The Nile water is highly charged with ammonia and organic matter, which are deposited as manure. It is, for instance, three times as rich in fertilising matter, whether in suspension or in solution, as the Thames at Hampton Court.
This bounty was spread out for all by the breath of the beneficent wind. Num, Lord of the Inundation, is painted on the monument as the Green God, and the limit of the inundation was the measure of Egypt's greenness. The waters that brought the silt clothed the soil with that colour just so far as they were blown.
From the beginning Lower Egypt, the Delta, was a land literally rained down by the inundation as a gift of the gods. For the clouds arise from their several seas and sail off heavily-laden toward Equatorial Africa, and there pour forth their weight of water during a rain of months on mountain slopes that drain into the fresh lakes until these are brimmed to bursting, and their northern outlet of birth is the Nile. The White Nile at first, until the Abyssinian highlands pour into it their rushing rivers of collected rain with force enough to float a mass of silt that is part of a future soil, the presence of which in the waters makes the Blue Nile; then the river becomes the turbid Red Nile of the inundation, and as it spreads out fanwise towards the Mediterranean Sea, it drops that rich top-dressing of soil or the very fat of land and unctuous mud-manure, every year renewed and rained down by that phenomenal flood." Gerald Massey, A Book of Beginnings

2Nicole_VanK
Redigerat: dec 25, 2010, 3:12pm

Basically he's right of course : Egypt is a product of the Nile, and the Nile is a product of rainfall in Ethiopia but mostly in Kenya.

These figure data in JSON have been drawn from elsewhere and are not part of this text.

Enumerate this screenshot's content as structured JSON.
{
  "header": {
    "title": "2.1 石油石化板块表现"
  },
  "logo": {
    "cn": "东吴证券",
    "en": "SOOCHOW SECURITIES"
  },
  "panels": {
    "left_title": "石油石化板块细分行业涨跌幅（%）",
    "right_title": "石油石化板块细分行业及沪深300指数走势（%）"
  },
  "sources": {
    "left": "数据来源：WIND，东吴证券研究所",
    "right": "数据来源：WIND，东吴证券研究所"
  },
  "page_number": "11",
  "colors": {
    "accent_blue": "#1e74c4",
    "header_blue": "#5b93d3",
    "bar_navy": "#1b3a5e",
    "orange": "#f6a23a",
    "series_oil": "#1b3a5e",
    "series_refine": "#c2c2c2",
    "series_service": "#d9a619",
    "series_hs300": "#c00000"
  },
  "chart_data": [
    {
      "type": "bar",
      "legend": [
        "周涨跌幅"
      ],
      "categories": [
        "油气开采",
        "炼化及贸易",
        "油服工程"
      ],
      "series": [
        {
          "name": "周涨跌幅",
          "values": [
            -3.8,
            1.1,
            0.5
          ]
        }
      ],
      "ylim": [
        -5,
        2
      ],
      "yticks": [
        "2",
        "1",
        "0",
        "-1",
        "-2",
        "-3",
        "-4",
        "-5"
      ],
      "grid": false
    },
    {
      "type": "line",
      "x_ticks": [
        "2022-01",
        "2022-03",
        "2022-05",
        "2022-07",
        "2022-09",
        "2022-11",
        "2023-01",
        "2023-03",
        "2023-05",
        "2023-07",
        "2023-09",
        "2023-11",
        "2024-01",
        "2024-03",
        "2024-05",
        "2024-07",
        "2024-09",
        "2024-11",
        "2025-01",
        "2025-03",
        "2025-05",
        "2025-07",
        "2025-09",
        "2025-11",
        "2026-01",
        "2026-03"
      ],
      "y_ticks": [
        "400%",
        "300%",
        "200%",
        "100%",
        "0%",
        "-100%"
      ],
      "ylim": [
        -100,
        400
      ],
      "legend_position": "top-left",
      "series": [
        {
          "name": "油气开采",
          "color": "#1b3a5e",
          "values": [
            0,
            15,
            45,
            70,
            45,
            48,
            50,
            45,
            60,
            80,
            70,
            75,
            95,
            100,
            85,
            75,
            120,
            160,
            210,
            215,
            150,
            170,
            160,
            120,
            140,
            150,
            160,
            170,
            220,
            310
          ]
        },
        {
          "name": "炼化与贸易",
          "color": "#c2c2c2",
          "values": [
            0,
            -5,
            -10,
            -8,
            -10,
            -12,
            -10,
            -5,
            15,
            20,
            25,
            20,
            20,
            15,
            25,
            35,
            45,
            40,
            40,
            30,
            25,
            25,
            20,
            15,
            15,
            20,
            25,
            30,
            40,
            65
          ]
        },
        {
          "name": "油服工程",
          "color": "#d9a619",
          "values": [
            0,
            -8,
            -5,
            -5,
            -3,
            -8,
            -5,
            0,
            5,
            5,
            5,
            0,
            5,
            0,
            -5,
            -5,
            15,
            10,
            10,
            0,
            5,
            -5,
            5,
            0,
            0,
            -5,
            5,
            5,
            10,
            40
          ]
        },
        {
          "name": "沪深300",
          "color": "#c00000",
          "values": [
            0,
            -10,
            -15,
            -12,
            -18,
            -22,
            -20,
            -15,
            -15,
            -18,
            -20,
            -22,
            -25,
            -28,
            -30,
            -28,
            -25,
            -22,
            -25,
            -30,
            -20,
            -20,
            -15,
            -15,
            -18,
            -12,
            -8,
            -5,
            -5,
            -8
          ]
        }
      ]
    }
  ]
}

Withouth that Egypt would have been mostly uninhabitable - in historic times at least : it seems there was more mosture around in paleolithic times.

BUT, anyway, it seems to be true that Egyptian priesthood was able to predict/calculate the flooding of the Nile with reasonable accuracy.

3setnahkt
dec 25, 2010, 4:10pm

2> BUT, anyway, it seems to be true that Egyptian priesthood was able to predict/calculate the flooding of the Nile with reasonable accuracy.

IIRC it takes weeks for the "flood" to reach the sea. Thus, if you were in the south of Egypt, you would see the peak of the flood long before it reached the Delta. Thus you could use a nilometer in Aswan to predict how high the flood would be in Memphis, and send word to take flooding or drought precautions if necessary.